The GOI could also invest in incentive programs. Several countries around the world have reward programs to spur creativity in technology. Such incentive programs could push businesses in India to conduct research and commercialize IP. The idea has already been explored. The Support for International Patent Protection in Electronics & Information Technology (SIP-EIT) scheme provides financial support to MSMEs and technology startups in the ICT sector. It offers Inventors reimbursement of up to INR 15 lakh for each international patent filing. Under the Scheme for Facilitating Start-Ups Intellectual Property Protection (SIPP), appointed facilitators provide IP-related information and advisory, and assist startups with their IPR applications. 

Several state governments are also reimbursing the filing and prosecution costs to encourage startups to patent their innovations. For instance, Karnataka Startup Cell is reimbursing up to INR 2 lakh for every Indian, and INR 10 lakh for every foreign patent granted. India needs more such incentive programs with effective and widespread implementation. 

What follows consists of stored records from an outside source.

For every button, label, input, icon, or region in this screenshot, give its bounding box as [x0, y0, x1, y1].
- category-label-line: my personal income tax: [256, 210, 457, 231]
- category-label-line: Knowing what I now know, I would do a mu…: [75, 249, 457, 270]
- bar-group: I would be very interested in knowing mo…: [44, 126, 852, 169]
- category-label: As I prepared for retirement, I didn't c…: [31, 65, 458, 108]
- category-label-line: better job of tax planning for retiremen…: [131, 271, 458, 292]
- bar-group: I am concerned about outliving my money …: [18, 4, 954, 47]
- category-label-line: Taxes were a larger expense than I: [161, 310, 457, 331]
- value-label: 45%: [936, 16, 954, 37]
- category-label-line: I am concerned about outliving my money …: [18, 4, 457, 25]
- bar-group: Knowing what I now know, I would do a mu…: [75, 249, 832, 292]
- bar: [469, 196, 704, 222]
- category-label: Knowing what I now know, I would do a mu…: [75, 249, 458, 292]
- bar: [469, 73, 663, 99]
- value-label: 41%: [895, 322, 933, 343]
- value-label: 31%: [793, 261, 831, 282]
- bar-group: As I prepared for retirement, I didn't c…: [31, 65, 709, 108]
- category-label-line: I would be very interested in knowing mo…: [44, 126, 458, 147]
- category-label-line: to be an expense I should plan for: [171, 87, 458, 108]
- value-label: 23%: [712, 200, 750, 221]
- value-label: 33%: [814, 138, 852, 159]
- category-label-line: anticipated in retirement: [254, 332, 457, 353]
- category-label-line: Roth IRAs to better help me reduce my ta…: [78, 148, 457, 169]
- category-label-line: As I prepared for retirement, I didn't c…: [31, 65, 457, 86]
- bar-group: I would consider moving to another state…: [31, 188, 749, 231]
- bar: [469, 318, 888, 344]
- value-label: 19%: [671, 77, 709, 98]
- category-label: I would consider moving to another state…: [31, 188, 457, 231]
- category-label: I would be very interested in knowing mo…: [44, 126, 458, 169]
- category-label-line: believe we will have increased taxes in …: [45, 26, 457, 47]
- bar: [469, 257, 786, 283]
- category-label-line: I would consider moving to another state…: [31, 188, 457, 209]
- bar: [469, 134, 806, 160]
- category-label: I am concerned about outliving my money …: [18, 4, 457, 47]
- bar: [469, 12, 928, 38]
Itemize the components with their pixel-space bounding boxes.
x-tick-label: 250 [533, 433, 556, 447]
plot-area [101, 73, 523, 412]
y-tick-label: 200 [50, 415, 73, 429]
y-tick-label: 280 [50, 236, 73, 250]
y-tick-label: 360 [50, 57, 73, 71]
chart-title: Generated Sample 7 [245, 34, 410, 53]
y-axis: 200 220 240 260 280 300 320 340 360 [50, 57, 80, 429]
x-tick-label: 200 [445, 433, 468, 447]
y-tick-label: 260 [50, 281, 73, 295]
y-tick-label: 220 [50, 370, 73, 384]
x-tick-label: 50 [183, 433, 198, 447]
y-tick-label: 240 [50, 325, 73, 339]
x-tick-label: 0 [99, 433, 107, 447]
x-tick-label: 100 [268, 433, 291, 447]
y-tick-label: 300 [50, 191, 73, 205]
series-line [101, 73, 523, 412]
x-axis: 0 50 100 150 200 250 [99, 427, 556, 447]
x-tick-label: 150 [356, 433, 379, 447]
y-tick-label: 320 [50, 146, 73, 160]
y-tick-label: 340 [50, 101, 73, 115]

The onus to change the intellectual property scenario in India is not only on the governing bodies. An active role by businesses can help ensure the swift emergence of a new IP climate. They must focus on training and work on establishing a proper process of capturing ideas to make the most of the new IP regime that is cropping up. Any business that leads the charge will gain the upper hand in the times to come.

Case studies wherein IP has played a pivotal role in aiding businesses in positioning themselves in the market or generating additional revenue streams are needed. Such case studies are already in the making. These will help transform the way stakeholders such as founders and investors view IP. Startups will also understand the importance of IP in their plans for international expansion. 

There is no argument that this is the era of knowledge economy where intellectual capital is more critical than ever before. The sooner Indian companies realize the true potential of their IP assets and the need to protect these resources, the quicker they will be able to sustain and compete on the global stage.